The professor is using the new gene-editing technique called CRISPR-Cas9. Using DNA retrieved from frozen remains of woolly mammoth, Dr. Church will splice it into the DNA of an Asian elephant genome, deleting and replacing genes until he gets the already sequenced woolly mammoth’s entire genome. He estimates that in 7 years, mammoths will once again walk on the surface of the earth. And using the same technique, other scientists plan to de-extinct animals that had long been extinct.

I’m sure that Dr. Church would be amazed that the people in the padlock and turtle story are not extinct.

At the risk of being extinct, in the last 16 years, but more especially, in the last 5 years, I’ve been berated for criticizing those living large.

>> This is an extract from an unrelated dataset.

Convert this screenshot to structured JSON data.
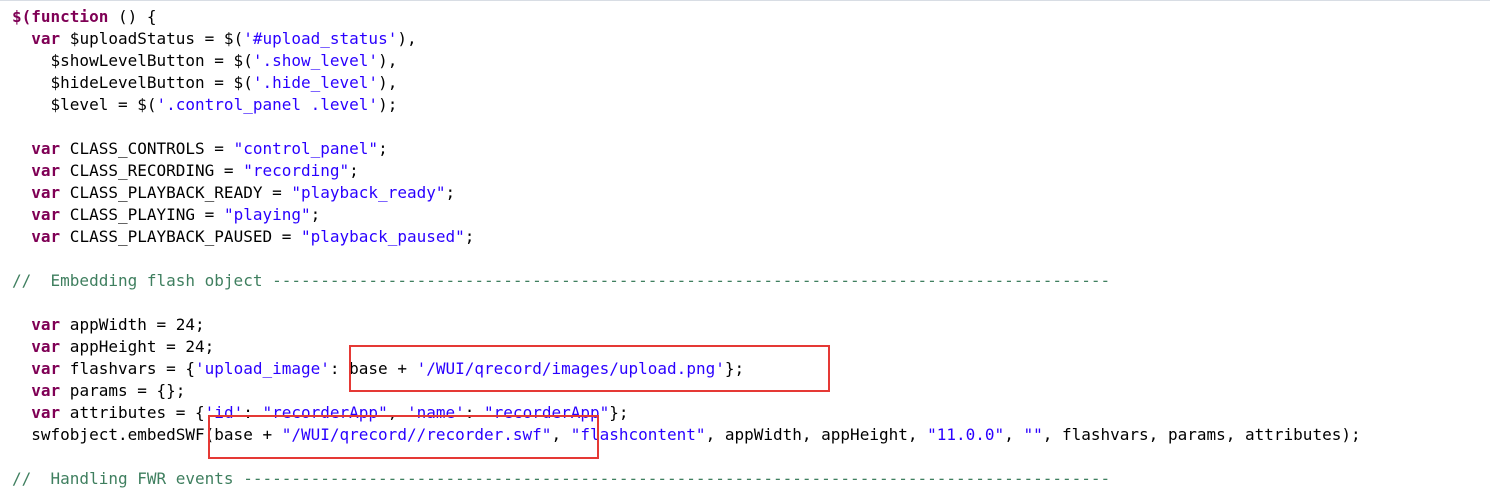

I’ve been warned that if I didn’t find joy in the success of the nouveau riche that I would not know success. “Celebrate with those whom God has blessed,” they said, “so that God will bless you too.”

I did not know that why God hasn’t blessed me yet was because I was worshipping the wrong God. I was worshipping the God who demands accountability and justice and equity instead of the God on whose door it was boldly written: National Security Adviser.

With Empirical Proof Foundation (EPF) we will begin to ask who, why, when, what, where and how- basic questions that clarify all blessings and invalidate abstruse miracles of padlocks and turtles, arms deals and jeeps, and rising suns on and off the Niger.

Merry Christmas and a Happy New Year.